Well, I hope that helps. Good luck.
 
cwmullion, FEA is just a tool, yes a very powerful tool, but still just a tool, and as with many other powerful tools (nail gun, chainsaw....) in the wrong hands it has the capacity to cause great harm (I'm guessing, but consider the possible underlying reasons for engine failures on passenger aircraft, who would bet against FEA being in there?).

As flash said, you need to understand the problem you wish to solve before you delve into FEA. FEA is then merely a refinement of your hand calc.
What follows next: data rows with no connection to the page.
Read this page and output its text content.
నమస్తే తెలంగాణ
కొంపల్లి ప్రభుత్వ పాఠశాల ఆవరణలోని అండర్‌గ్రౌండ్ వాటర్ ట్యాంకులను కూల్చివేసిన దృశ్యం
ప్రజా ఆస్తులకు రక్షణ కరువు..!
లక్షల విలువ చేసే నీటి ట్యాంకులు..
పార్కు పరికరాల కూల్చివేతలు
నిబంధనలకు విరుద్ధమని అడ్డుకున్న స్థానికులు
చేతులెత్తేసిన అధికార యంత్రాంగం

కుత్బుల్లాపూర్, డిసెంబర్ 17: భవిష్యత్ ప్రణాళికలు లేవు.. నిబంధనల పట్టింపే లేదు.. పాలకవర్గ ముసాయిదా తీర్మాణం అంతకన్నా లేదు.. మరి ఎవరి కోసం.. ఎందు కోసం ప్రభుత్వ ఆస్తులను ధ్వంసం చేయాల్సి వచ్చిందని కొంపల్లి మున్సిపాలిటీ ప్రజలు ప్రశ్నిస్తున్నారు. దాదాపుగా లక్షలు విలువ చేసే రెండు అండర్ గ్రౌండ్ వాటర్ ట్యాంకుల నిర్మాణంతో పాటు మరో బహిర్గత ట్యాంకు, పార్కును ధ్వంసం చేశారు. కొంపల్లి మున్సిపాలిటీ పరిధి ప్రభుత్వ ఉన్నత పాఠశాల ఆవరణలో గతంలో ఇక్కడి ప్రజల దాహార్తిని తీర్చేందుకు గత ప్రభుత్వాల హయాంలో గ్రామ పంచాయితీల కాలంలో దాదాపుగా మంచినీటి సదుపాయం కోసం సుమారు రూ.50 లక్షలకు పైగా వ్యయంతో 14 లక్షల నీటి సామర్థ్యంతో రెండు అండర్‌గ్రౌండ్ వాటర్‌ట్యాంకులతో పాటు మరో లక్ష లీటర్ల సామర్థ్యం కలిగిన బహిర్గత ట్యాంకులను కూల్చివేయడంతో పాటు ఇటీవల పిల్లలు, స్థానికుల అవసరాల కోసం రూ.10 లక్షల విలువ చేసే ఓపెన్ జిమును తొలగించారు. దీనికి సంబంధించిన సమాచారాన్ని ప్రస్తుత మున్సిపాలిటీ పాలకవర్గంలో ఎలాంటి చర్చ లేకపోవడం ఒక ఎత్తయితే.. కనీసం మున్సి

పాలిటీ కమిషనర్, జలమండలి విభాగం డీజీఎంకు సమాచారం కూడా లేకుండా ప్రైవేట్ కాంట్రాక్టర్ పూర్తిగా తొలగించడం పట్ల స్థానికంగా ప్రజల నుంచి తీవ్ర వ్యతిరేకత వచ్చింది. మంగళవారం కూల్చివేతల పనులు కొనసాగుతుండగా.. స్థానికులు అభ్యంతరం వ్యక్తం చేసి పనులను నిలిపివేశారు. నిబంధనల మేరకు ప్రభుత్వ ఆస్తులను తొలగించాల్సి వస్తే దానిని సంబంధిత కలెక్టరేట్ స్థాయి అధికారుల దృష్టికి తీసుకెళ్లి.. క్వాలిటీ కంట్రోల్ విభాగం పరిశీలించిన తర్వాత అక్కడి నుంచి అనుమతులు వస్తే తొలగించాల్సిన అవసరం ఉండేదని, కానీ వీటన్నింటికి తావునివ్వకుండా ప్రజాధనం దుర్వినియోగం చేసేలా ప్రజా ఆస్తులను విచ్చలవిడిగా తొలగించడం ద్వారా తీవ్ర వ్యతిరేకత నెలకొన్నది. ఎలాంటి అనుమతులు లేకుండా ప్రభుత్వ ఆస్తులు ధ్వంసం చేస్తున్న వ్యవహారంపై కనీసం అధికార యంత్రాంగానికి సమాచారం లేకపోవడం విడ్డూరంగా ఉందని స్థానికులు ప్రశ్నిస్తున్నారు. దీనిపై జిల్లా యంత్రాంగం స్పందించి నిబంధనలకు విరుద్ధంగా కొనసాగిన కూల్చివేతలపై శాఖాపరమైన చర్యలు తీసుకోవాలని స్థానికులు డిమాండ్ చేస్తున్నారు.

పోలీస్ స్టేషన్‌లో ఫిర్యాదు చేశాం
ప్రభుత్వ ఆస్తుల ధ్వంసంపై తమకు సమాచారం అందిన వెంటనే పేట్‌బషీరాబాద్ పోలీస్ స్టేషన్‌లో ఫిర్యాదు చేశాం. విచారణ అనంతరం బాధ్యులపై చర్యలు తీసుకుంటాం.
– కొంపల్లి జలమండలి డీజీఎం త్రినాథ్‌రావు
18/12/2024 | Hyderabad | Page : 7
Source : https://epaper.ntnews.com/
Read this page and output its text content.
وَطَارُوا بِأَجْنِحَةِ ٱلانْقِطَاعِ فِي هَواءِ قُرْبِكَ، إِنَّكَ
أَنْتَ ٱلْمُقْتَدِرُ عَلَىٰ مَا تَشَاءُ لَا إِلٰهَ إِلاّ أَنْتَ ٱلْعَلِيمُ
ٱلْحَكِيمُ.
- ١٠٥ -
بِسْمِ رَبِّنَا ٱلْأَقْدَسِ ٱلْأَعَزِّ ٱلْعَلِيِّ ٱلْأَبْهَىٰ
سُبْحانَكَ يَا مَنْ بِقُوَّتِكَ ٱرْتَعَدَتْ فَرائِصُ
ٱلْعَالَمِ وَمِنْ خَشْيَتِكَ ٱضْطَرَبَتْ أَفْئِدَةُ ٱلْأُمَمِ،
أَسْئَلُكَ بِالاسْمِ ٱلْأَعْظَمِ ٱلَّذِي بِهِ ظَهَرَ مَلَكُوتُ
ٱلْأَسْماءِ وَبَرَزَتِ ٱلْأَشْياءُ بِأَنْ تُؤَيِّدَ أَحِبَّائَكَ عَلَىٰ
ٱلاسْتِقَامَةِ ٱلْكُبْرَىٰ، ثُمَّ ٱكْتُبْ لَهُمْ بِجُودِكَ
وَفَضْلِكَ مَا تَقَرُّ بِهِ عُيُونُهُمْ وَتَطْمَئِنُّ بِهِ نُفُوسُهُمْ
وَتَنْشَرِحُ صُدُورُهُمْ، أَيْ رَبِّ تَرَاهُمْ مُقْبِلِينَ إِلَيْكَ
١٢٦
Don't accept the argument that some problems can only be solved with FEA (anyone seen any FEA of Concorde parts when it was designed?).

Some software vendors make sweeping judgements and claims about their products that mislead gullible managers into thinking that the software does all the work and that they no longer require FEA experts to run it, as if the software possessed artificial intelligence.

The reality is exactly as Greg has pointed out and no software on the market is capable of questioning incorrect boundary conditions being applied.


 
FEA should be thought of as correlation to your hand calcs and presenting pretty pics to management.

Tobalcane
"If you avoid failure, you also avoid success."
 
FEA analysis varies with materials used, what are you planning to model, for example if you modelling concrete the FEA tool needs to be adjusted for many different cracking situation’s.

ANY FOOL CAN DESIGN A STRUCTURE. IT TAKES AN ENGINEER TO DESIGN A CONNECTION.”
 
I found that starting with simple elements like beam elements helped understand the concept initially. I did a few calcs by hand (using stiffness matrices) and checked them against Nastran results for the same basic problem. Its fiddly but I learned a lot this way about the importance of a few things like boundary conditions. I also appreciated the importance of using hand calcs to check your results, to make sure you're in the right ballpark. And if there are differences, it helps to try understand why.
 
"FEA should be thought of as correlation to your hand calcs and presenting pretty pics to management."

Haha! So true. All they want is a 'yes' or a 'no', and a pretty picture. Often time, the two don't even need to relate!
 
Nileo2005,
I cannot help but smile. It would not be the first time that the best technical solution would have been to give the local kindergarten a box of colored pencils and a few prints. Even with $50 in the Christmas party fund, it would have been a steal to decorate the walls of the PMs office.
"But, but .... we have paid $500k, we have thousands of pages of printout, and scores of coloured drawings, it must be correct". You are now in the real world where RI=RO. You are now $500k lighter. More that twice that because you need to have it done again - properly by somebody who know what he is doing.
Even more if you have built the equipment and it has already failed at a cost of +$10m.